Simply sorting by denominator gives me a visible advantage over the above:

def sortsum(seq):
    def key(f):
        return f.denominator if isinstance(f, F) else 1
    seq = sorted(seq, key=key)
    if len(seq) < 3:
        return sum(seq)
    return mergesum(seq)

$ python3.4 -m timeit -s '...; c=nums[:10000]' 'sortsum(c)'
10 loops, best of 3: 76.9 msec per loop
$ python3.4 -m timeit -s '...; c=nums[:10000]' 'binsum(c)'
10 loops, best of 3: 83.2 msec per loop
$ python3.4 -m timeit -s '...; c=nums[:10000]' 'mergesum(c)'
10 loops, best of 3: 106 msec per loop

$ python3.4 -m timeit -s '...; c=nums[:1000]' 'sortsum(c)'
100 loops, best of 3: 9.49 msec per loop
$ python3.4 -m timeit -s '...; c=nums[:1000]' 'binsum(c)'
100 loops, best of 3: 12.9 msec per loop
$ python3.4 -m timeit -s '...; c=nums[:1000]' 'mergesum(c)'
100 loops, best of 3: 9.66 msec per loop

$ python3.4 -m timeit -s '...; c=nums[:100]' 'sortsum(c)'
1000 loops, best of 3: 951 usec per loop
$ python3.4 -m timeit -s '...; c=nums[:100]' 'mergesum(c)'
1000 loops, best of 3: 937 usec per loop

$ python3.4 -m timeit -s '...; c=nums[:10]' 'sortsum(c)'
10000 loops, best of 3: 88.8 usec per loop
$ python3.4 -m timeit -s '...; c=nums[:10]' 'mergesum(c)'
10000 loops, best of 3: 80.2 usec per loop

So, it's a bit slower for small sequences (15 microseconds for <100 items
sounds acceptable to me), but it's quite a bit faster for long sequences.

It seems to be slowing down a bit for really long sequences, though:

$ python3.4 -m timeit -s '...; c=nums[:100000]' 'mergesum(c)'
10 loops, best of 3: 1 sec per loop
$ python3.4 -m timeit -s '...; c=nums[:100000]' 'sortsum(c)'
10 loops, best of 3: 748 msec per loop
$ python3.4 -m timeit -s '...; c=nums[:100000]' 'binsum(c)'
10 loops, best of 3: 743 msec per loop

However, unpacking the fractions for the bin summing makes this way faster
for larger sequences:

def binsum2(seq):
    bins = dict()
    get_bin = bins.get
    _isinstance = isinstance
    for f in seq:
        d, n = (f.denominator,f.numerator) if _isinstance(f,F) else (1,f)
        bins[d] = get_bin(d, 0) + n
    return mergesum([ F(n,d) for d, n in sorted(bins.items()) ])

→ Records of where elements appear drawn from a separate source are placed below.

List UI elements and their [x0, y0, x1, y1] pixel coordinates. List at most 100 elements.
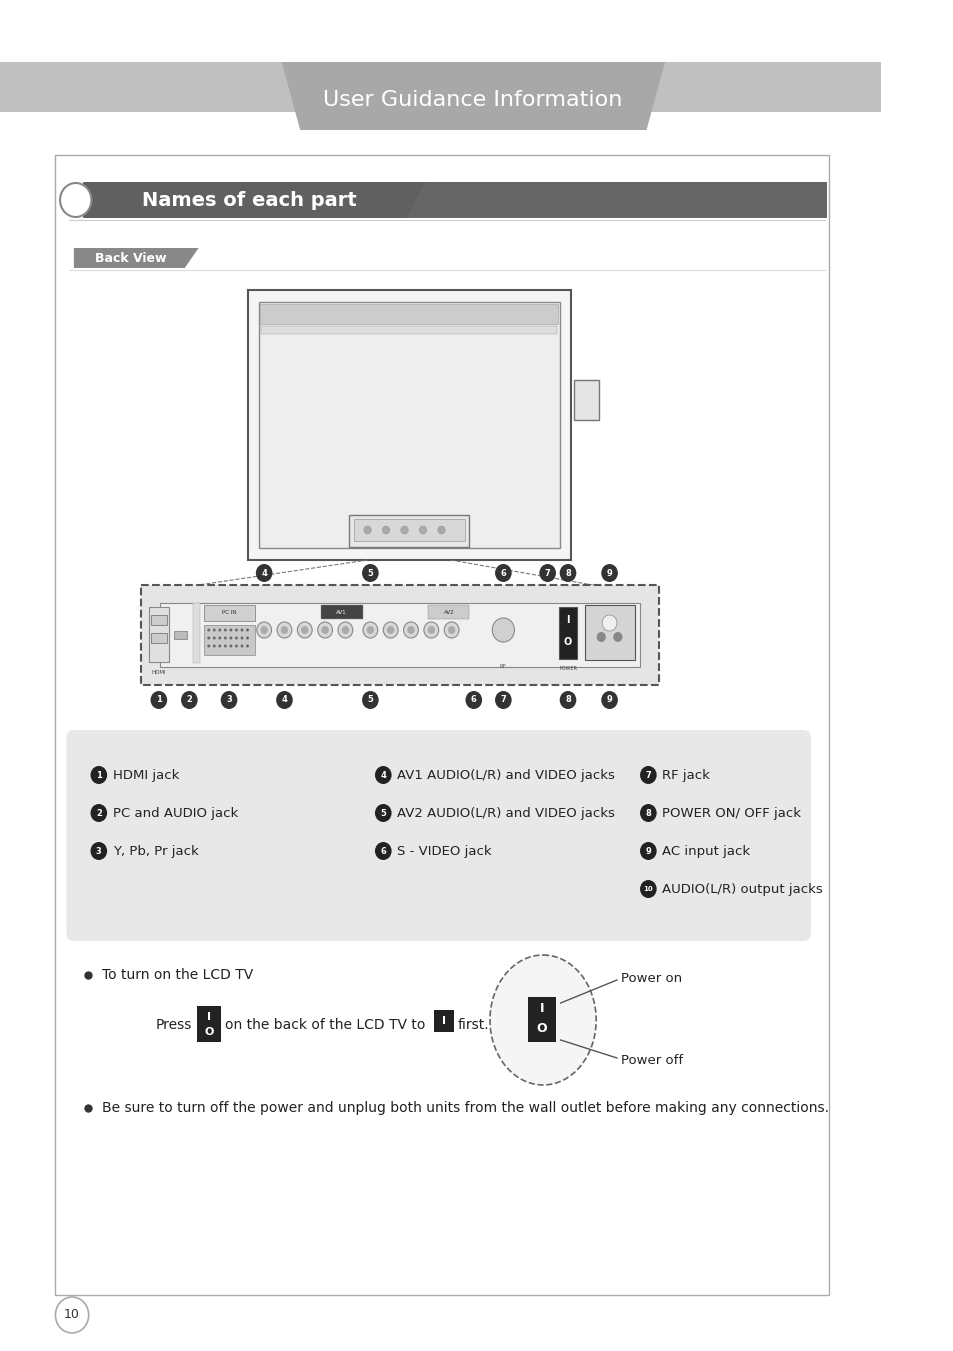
- Circle shape: [224, 636, 227, 639]
- Text: 4: 4: [281, 696, 287, 704]
- Text: RF: RF: [499, 665, 506, 670]
- Circle shape: [213, 628, 215, 631]
- Text: 8: 8: [564, 569, 570, 577]
- Circle shape: [234, 644, 237, 647]
- Circle shape: [375, 804, 391, 821]
- Circle shape: [240, 628, 243, 631]
- FancyBboxPatch shape: [434, 1011, 454, 1032]
- Circle shape: [427, 626, 435, 634]
- Circle shape: [337, 621, 353, 638]
- Text: S - VIDEO jack: S - VIDEO jack: [396, 844, 491, 858]
- Text: Back View: Back View: [95, 251, 167, 265]
- Circle shape: [213, 644, 215, 647]
- Circle shape: [639, 880, 656, 898]
- Circle shape: [301, 626, 308, 634]
- Text: AC input jack: AC input jack: [661, 844, 750, 858]
- Circle shape: [419, 526, 426, 534]
- Circle shape: [276, 621, 292, 638]
- Text: 5: 5: [367, 569, 373, 577]
- Circle shape: [230, 636, 232, 639]
- Circle shape: [230, 644, 232, 647]
- Text: 9: 9: [645, 847, 651, 855]
- Text: 6: 6: [471, 696, 476, 704]
- Circle shape: [407, 626, 415, 634]
- Text: 7: 7: [500, 696, 506, 704]
- Text: 6: 6: [380, 847, 386, 855]
- Circle shape: [362, 563, 378, 582]
- Circle shape: [465, 690, 481, 709]
- Circle shape: [218, 636, 221, 639]
- Circle shape: [230, 628, 232, 631]
- Circle shape: [60, 182, 91, 218]
- Text: User Guidance Information: User Guidance Information: [323, 91, 622, 109]
- Text: 5: 5: [367, 696, 373, 704]
- FancyBboxPatch shape: [159, 603, 639, 667]
- Text: PC and AUDIO jack: PC and AUDIO jack: [112, 807, 237, 820]
- FancyBboxPatch shape: [584, 605, 635, 661]
- Circle shape: [224, 628, 227, 631]
- Circle shape: [91, 842, 107, 861]
- Circle shape: [639, 766, 656, 784]
- Text: 9: 9: [606, 696, 612, 704]
- Circle shape: [181, 690, 197, 709]
- Circle shape: [321, 626, 329, 634]
- Circle shape: [444, 621, 458, 638]
- Text: PC IN: PC IN: [221, 611, 236, 616]
- FancyBboxPatch shape: [173, 631, 188, 639]
- FancyBboxPatch shape: [67, 730, 810, 942]
- Text: 8: 8: [564, 696, 570, 704]
- Polygon shape: [281, 62, 664, 130]
- FancyBboxPatch shape: [528, 997, 556, 1042]
- Text: Power on: Power on: [620, 971, 681, 985]
- Circle shape: [341, 626, 349, 634]
- FancyBboxPatch shape: [204, 626, 254, 655]
- Circle shape: [218, 644, 221, 647]
- Text: POWER ON/ OFF jack: POWER ON/ OFF jack: [661, 807, 801, 820]
- Circle shape: [220, 690, 237, 709]
- Circle shape: [218, 628, 221, 631]
- FancyBboxPatch shape: [427, 605, 469, 619]
- FancyBboxPatch shape: [354, 519, 464, 540]
- Circle shape: [207, 644, 210, 647]
- Circle shape: [234, 636, 237, 639]
- Text: 2: 2: [96, 808, 102, 817]
- Circle shape: [255, 563, 273, 582]
- Text: O: O: [563, 638, 572, 647]
- Text: AV1: AV1: [336, 609, 347, 615]
- Text: 3: 3: [226, 696, 232, 704]
- Circle shape: [387, 626, 394, 634]
- Circle shape: [246, 644, 249, 647]
- Circle shape: [400, 526, 408, 534]
- Circle shape: [240, 644, 243, 647]
- FancyBboxPatch shape: [321, 605, 362, 619]
- Text: 1: 1: [155, 696, 162, 704]
- Text: on the back of the LCD TV to: on the back of the LCD TV to: [225, 1019, 425, 1032]
- Circle shape: [55, 1297, 89, 1333]
- FancyBboxPatch shape: [151, 615, 167, 626]
- Circle shape: [224, 644, 227, 647]
- Polygon shape: [73, 249, 198, 267]
- Text: O: O: [537, 1023, 547, 1035]
- Text: Power off: Power off: [620, 1054, 682, 1066]
- Text: 4: 4: [380, 770, 386, 780]
- Circle shape: [423, 621, 438, 638]
- Text: I: I: [207, 1012, 211, 1021]
- Circle shape: [492, 617, 514, 642]
- Circle shape: [246, 636, 249, 639]
- Text: first.: first.: [457, 1019, 489, 1032]
- Circle shape: [362, 621, 377, 638]
- Text: HDMI jack: HDMI jack: [112, 769, 179, 781]
- Circle shape: [601, 615, 617, 631]
- FancyBboxPatch shape: [141, 585, 658, 685]
- Circle shape: [495, 690, 511, 709]
- Circle shape: [495, 563, 511, 582]
- Circle shape: [362, 690, 378, 709]
- Text: 1: 1: [96, 770, 102, 780]
- Text: 10: 10: [643, 886, 653, 892]
- Circle shape: [538, 563, 556, 582]
- Text: To turn on the LCD TV: To turn on the LCD TV: [101, 969, 253, 982]
- Circle shape: [600, 690, 618, 709]
- Circle shape: [639, 842, 656, 861]
- Text: RF jack: RF jack: [661, 769, 709, 781]
- Circle shape: [382, 526, 390, 534]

$ python3.4 -m timeit -s '...; c=nums[:10000]' 'sortsum(c)'
10 loops, best of 3: 76.9 msec per loop
$ python3.4 -m timeit -s '...; c=nums[:10000]' 'binsum2(c)'
10 loops, best of 3: 21 msec per loop

$ python3.4 -m timeit -s '...; c=nums[:1000]' 'sortsum(c)'
100 loops, best of 3: 9.49 msec per loop
$ python3.4 -m timeit -s '...; c=nums[:1000]' 'binsum2(c)'
100 loops, best of 3: 8.7 msec per loop

But again, slower for short ones:

$ python3.4 -m timeit -s '...; c=nums[:100]' 'mergesum(c)'
1000 loops, best of 3: 937 usec per loop
$ python3.4 -m timeit -s '...; c=nums[:100]' 'binsum2(c)'
1000 loops, best of 3: 1.34 msec per loop

$ python3.4 -m timeit -s '...; c=nums[:10]' 'mergesum(c)'
10000 loops, best of 3: 80.2 usec per loop
$ python3.4 -m timeit -s '...; c=nums[:10]' 'binsum2(c)'
10000 loops, best of 3: 137 usec per loop

Which is expected, because short sequences make it less likely to actually
find common denominators. Assuming that the set of distinct denominators is
usually small compared to the number of values, this would be the right
tradeoff.

Maybe inlining the denominator normalisation instead of creating Fraction
instances at the end would give another boost here.

In any case, this huge difference in performance speaks for providing some
kind of specialised sum() function in the fractions module.

Stefan